I never said I agreed with a bailout. Why won't the banks and auto manufacturers pay a visit to their local bail bondsman instead? This way they can be forced to show up for their day in court, pun intended.

But still, the bottom line is they need to sell. And ugly cars = less sales. Unless the unions accept their members working for $15 an hour or face job termination due to bankruptcy, GM and Ford cannot make cars that cost half as much as their non-ugly counterparts made in Europe or Japan. A few thousand dollars of savings will not sway this particular shopper to go American.

Time for an 'extreme makeover.'

SactoDan said...

Paul Z,

What's your beef with the interstate highway system?

steve said...

PaulZ-

quite a list you have there.

I propose that every item on there has either been looted by crooks or engineered to fail by having those who oppose it put in charge of it.

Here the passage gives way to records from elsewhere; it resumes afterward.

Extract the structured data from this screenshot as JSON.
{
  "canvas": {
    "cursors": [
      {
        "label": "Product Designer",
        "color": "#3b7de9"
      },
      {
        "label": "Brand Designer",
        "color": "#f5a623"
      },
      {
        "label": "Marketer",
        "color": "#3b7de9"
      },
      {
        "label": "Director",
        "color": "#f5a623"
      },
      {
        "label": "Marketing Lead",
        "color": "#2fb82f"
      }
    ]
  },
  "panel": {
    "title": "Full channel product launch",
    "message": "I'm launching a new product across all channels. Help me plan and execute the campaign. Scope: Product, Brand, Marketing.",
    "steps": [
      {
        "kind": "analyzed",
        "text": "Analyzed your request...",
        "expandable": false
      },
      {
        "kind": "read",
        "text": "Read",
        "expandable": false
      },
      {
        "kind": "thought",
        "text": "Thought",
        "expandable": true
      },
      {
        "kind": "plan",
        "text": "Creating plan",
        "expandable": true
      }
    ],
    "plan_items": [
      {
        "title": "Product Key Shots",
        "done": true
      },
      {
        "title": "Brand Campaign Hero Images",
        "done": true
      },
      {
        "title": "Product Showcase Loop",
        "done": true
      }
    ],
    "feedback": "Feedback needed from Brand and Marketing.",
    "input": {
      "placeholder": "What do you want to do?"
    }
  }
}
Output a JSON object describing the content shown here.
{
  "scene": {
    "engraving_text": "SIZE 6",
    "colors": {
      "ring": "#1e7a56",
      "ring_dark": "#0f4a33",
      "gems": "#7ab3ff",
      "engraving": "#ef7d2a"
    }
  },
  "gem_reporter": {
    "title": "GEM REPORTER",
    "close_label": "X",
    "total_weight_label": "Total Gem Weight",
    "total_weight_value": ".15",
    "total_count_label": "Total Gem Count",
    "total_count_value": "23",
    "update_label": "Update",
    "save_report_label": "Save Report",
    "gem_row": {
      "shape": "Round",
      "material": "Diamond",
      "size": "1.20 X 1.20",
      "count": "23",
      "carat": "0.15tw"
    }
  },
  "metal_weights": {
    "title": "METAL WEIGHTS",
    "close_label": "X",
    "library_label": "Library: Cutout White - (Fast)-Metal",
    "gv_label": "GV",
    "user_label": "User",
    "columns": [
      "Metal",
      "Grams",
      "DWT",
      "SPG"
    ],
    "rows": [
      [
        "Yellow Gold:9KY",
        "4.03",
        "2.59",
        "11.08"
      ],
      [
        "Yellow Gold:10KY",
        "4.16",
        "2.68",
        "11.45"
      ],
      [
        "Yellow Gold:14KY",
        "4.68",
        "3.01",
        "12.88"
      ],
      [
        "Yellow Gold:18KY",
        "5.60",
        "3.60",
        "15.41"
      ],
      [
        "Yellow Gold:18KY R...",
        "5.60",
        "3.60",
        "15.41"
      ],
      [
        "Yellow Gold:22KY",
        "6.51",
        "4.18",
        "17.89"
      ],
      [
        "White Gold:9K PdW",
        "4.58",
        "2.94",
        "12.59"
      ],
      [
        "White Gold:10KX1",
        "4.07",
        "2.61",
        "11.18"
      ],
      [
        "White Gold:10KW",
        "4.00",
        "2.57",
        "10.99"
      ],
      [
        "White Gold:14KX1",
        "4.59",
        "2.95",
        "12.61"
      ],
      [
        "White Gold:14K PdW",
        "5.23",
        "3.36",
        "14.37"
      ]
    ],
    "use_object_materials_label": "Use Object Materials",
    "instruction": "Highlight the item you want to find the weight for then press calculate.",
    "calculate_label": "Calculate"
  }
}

Other advanced countries (at least until they were suckered into the current financial scam) were somehow able to provide such services for their citizens -- many for several decades. And yet providing such services is unthinkable here.How odd.

N said...

Steve - That's kinda the point. It's amazingly hard for a government program to avoid falling prey to one of those two things. And even those programs that do manage to be run by completely honest people who fully support the mission of the program are often felled by the good intentions of those very same good, honest, people.